In his embarrassment, Cleve laughed. “Why the warship?”
“The men are still of an uncertain mood. I think it’s best that they not see you again tonight. They spoke of stripping you naked to see how you’re made.”
“Why would they want to do that?”
“Well, I told them I’d lied. I admitted that it wasn’t really five times or three times because you were so massive you hurt me badly, but you were gentle and kind to me and didn’t take me again as you wanted to.
As I was walking out of the longhouse, I heard Rorik say it wouldn’t matter if they stripped you naked because that meant nothing.
He said different men gained different size when they wanted a woman.
What they began with wasn’t all that important. ”
“Chessa,” he said slowly as he walked down the wooden rungs of the ladder, “you told them that I had a huge member?”
“It’s surely the truth. I looked at you and nearly fainted. And that’s what I told them, Cleve. Can we go to the warship now? All that talk of separate times and length and breadth. It’s left me wondering what all this mating is supposed to be about.”
He plowed his hands through his hair, a habit, she was learning, whenever he was unnerved.
“I failed you, but tonight, Chessa, tonight I won’t.
All right, I want no more fighting. We’ll go to the damned warship.
I might as well show you that I’m no hero, that I’m just a man and have the endurance of any other man, no more.
Please, Chessa, tell me you didn’t compare my sex to that huge oak trunk over there. ”
“There were no oak trees in the longhouse.” She looked disappointed.
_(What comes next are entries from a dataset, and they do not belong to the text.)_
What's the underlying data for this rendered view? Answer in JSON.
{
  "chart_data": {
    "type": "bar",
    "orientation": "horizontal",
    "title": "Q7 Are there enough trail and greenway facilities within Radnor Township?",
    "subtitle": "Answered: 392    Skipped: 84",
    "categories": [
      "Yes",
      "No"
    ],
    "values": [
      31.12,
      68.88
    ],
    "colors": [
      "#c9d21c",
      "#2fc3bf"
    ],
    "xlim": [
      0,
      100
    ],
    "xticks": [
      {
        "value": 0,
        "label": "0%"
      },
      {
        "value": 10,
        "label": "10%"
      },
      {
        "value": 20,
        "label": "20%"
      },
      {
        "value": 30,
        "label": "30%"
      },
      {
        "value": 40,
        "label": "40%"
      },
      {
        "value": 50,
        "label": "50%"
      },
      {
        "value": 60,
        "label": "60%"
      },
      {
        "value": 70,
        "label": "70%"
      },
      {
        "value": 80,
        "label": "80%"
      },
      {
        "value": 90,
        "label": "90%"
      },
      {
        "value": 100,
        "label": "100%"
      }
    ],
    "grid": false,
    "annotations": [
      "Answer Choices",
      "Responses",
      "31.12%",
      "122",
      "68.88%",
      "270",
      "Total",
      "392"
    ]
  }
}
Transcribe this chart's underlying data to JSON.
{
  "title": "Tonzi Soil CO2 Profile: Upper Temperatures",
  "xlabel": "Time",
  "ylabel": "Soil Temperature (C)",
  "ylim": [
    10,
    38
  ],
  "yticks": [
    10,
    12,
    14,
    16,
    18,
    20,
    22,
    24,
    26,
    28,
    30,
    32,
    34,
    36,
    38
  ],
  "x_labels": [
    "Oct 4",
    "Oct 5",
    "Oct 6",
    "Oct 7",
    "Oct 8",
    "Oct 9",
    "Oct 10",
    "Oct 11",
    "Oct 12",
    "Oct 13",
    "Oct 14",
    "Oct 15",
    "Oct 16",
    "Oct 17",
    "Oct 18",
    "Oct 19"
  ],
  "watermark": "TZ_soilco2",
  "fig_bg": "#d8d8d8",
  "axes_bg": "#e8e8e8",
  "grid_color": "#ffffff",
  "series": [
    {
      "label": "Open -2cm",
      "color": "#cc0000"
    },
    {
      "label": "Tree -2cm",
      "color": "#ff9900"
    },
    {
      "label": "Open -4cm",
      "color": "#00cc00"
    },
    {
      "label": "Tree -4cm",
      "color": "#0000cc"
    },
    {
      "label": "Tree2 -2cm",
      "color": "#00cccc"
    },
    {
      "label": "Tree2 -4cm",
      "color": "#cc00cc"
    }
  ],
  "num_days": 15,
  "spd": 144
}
“Thank the gods for that. I don’t want to know what you compared me to. Doubtless I’ll hear it from the men tomorrow. Come along now and learn you’re married to a man, a simple man who doesn’t have an oak tree attached to him.”
“That’s splendid,” she said, and tucked her hand through his arm. “It’s a beautiful night, isn’t it? I love the smell of the salt water, the sound of the waves hitting against the rocks. The rocking of the warship will be very nice.”
He looked at her as if she were mad. He grabbed her hand and together they ran through the palisade gates. Old Olgar looked after them, shaking his head, grinning in the bright moonlight, his two remaining teeth glittering.
“Just look at him hauling her out of here,” Hafter said to Gunleik.
“He’s taking her away because he doesn’t trust that we won’t be listening, that we won’t be looking through the bearskin covering to see what he’s doing, to see how big he is.
He’s a sneak, this damned man I thought was a good friend. What should we do?”
Rorik said, “Leave them be, Hafter. If Chessa is barely able to walk on the morrow, then we’ll flatten him.”
“Aye,” Gunleik said. “I felt the same about Rorik when I realized he was husband to my sweet Mirana. I would have killed him if he’d hurt her.”